店頭の菓子に爪楊枝を混入する様子や、万引きを繰り返す様子をYouTubeに公開している男が話題です。逮捕状が請求されたことはテレビなどで報道されましたが、犯人は今現在も依然として逃走中で、しかもその逃走中にも新たな動画をYouTubeに公開し続けています。一時ユーザーからの違反報告で見れなくなっていたアカウントですが、今は解除されてまただれでも見ることが出来るようになっています。

逮捕状がでていることを自覚している被疑者が、万引きなどの犯罪行為を繰り返しながら逃走中継を行っている。という異常な事態が起きているのです。

thm犯人のYouTubeアカウント

じゃがりこ爪楊枝事件の犯人のYouTubeアカウントnarukami793で公開されている動画を見ながら、年末にNHKで放送されていた「新春テレビ放談」で土田晃之が話していたことを思い出していました。

放送の終盤これからテレビはどうして行ったらいいかという締めに、彼は、ネットでは見れないダチョウ倶楽部や出川哲朗のような、予算をかけて体を張った大人が子どもに「見ちゃいけません」というようなテレビ番組が増えれば、子どもはまたテレビを見るようになる。という内容を喋ってました。もちろん台本でしょうし、彼の芸人愛からきたコメントだったのだと思うのですが、ちょっと聞いてて違和感を感じたのです。

確かにテレビのように予算をかけた動画は素人には作れません。だけど、ネット動画で有名人になろうとする人が増えていくに連れ、簡単に人気を集める方法として数多く採用されたのは、いわゆるリアクション芸人のようにカメラの前で「無茶」をする人たちでした。人気YouTuberのMEGWINのように無茶する映像を上げ続けることで人を楽しませ、実際に多くのファンを得ることに成功する人は存在します。彼は今や日本でも指折りのファンを抱えています。

その反対にネット上で注目をあつめるため「無茶」を突き詰めていった結果、社会的な規範を逸脱してしまう人たちもいます。

Twitterで多く見られたバイト炎上事件の多くも「無茶やっちゃった俺」をフォロワーに演出していたと言えますし、ニコニコ生放送などで2014年4月スターバックスに爆竹を投げ込んだ彼らは、あきらかに自らの番組の視聴者に向けて「無茶」を見せたかったのだと思います。

今回のじゃがりこ爪楊枝事件の被疑者は、YouTubeアカウントをこれまで複数開設していました。それぞれのアカウントで被疑者は万引きの様子などを多数投稿しています。今回のアカウントnarukami793の最初の動画(今日からわずかひと月前に投稿されたもの)のなかで、自分が少年院から出てきたばかりであることを告白しています。
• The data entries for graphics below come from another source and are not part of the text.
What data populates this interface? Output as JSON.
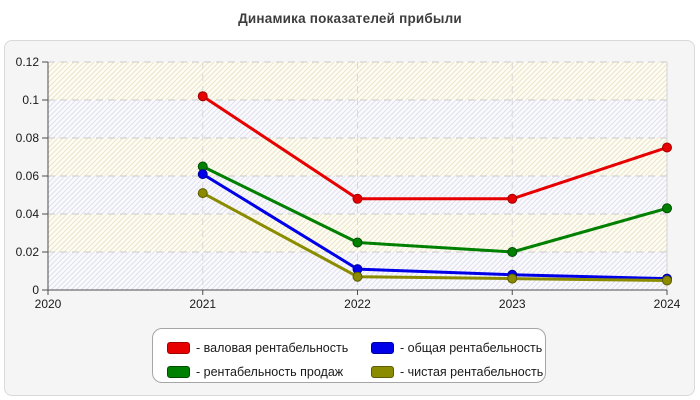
{
  "title": "Динамика показателей прибыли",
  "chart_data": {
    "type": "line",
    "title": "Динамика показателей прибыли",
    "x": [
      2021,
      2022,
      2023,
      2024
    ],
    "xlim": [
      2020,
      2024
    ],
    "ylim": [
      0,
      0.12
    ],
    "xtick_values": [
      2020,
      2021,
      2022,
      2023,
      2024
    ],
    "xtick_labels": [
      "2020",
      "2021",
      "2022",
      "2023",
      "2024"
    ],
    "ytick_values": [
      0,
      0.02,
      0.04,
      0.06,
      0.08,
      0.1,
      0.12
    ],
    "ytick_labels": [
      "0",
      "0.02",
      "0.04",
      "0.06",
      "0.08",
      "0.1",
      "0.12"
    ],
    "grid": true,
    "legend_position": "bottom",
    "series": [
      {
        "key": "valovaya-rentabelnost",
        "name": "валовая рентабельность",
        "color": "#e60000",
        "marker_border": "#a00000",
        "values": [
          0.102,
          0.048,
          0.048,
          0.075
        ]
      },
      {
        "key": "rentabelnost-prodazh",
        "name": "рентабельность продаж",
        "color": "#008000",
        "marker_border": "#004d00",
        "values": [
          0.065,
          0.025,
          0.02,
          0.043
        ]
      },
      {
        "key": "obshchaya-rentabelnost",
        "name": "общая рентабельность",
        "color": "#0000e8",
        "marker_border": "#000099",
        "values": [
          0.061,
          0.011,
          0.008,
          0.006
        ]
      },
      {
        "key": "chistaya-rentabelnost",
        "name": "чистая рентабельность",
        "color": "#8b8b00",
        "marker_border": "#5c5c00",
        "values": [
          0.051,
          0.007,
          0.006,
          0.005
        ]
      }
    ]
  },
  "legend": {
    "prefix": "- ",
    "items": [
      {
        "key": "valovaya-rentabelnost",
        "label": "валовая рентабельность",
        "color": "#e60000",
        "border": "#a00000"
      },
      {
        "key": "obshchaya-rentabelnost",
        "label": "общая рентабельность",
        "color": "#0000e8",
        "border": "#000099"
      },
      {
        "key": "rentabelnost-prodazh",
        "label": "рентабельность продаж",
        "color": "#008000",
        "border": "#004d00"
      },
      {
        "key": "chistaya-rentabelnost",
        "label": "чистая рентабельность",
        "color": "#8b8b00",
        "border": "#5c5c00"
      }
    ]
  }
}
そして、万引き動画はもうアップしないという宣言を行っています。

しかし、わずか1週間後、彼は再び万引き動画の投稿を再開していきます。

超余裕万引きしてみたw 1」とタイトルを付けられたこの動画の中で、被疑者は吉祥寺のサミットからチョコレート「メルティキス」をひとつ盗み出し、興奮した口調でつぶやきます。「余裕すぎて100回楽勝だと思いますよ。これは他のユーザーには出来ない。他の人には出来ないこと。俺は万引きの王様なんですよ」

com動画に寄せられる罵倒コメント

 

法に触れる動画の非表示対応を行わないとエスカレートが進む

今回の被疑者は、少年法の改正を訴えつつ「万引き」や逃走を繰り返すだけですが、どこかでコメントなどに触発されて、より重大な犯罪行為に及ばないとも限りません。今回の事例で逃走しつつYouTube投稿が可能だとわかった以上、同様の事例はまた起きる可能性があります。何より異常に感じるのは、彼が投稿し続けていた万引き動画がYouTube上でずっと消されることなく、公開状態で見ることができていたということです。
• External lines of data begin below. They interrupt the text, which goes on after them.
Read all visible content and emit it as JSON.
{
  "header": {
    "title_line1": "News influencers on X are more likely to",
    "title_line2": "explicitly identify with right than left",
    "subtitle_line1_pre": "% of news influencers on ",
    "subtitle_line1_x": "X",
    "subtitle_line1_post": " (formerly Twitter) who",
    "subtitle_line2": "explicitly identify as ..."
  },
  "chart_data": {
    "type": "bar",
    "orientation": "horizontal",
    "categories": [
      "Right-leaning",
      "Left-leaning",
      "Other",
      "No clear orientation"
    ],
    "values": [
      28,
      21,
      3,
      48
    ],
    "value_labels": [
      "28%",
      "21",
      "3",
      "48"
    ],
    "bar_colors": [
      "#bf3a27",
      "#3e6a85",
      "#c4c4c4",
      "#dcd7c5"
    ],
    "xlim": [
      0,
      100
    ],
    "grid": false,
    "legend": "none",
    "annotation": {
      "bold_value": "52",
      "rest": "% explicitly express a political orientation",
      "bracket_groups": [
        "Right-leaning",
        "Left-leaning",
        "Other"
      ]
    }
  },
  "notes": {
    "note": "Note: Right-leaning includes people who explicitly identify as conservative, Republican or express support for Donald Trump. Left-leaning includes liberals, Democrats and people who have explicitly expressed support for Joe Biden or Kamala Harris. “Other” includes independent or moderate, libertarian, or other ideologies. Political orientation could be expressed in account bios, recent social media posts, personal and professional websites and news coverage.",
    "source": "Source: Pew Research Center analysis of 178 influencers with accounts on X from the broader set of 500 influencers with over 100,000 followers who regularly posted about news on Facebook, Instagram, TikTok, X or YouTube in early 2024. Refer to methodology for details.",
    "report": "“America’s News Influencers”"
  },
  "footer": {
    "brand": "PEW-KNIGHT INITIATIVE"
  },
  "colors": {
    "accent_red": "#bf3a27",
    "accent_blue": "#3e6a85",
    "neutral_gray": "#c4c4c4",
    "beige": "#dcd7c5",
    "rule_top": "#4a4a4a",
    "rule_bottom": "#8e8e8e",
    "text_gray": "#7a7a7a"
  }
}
これまでの学生の炎上事件のほとんどは、身内しか見てない前提でふざけて行った行為が、衆目にさらされることで炎上する。と言ったパターンが一般的でした。しかし今回の動画で被疑者は、自分が違法行為を行える「特別な存在」であることを、むしろ多くの人に見せたいと考えて行っています。

注目を集めたい人物が、「無茶」をエスカレートさせていかないためにも、どこかで犯罪行為の動画配信にキャップを掛けエスカレートを防いでいく必要があるのです。今後同じ轍を踏まないためにも。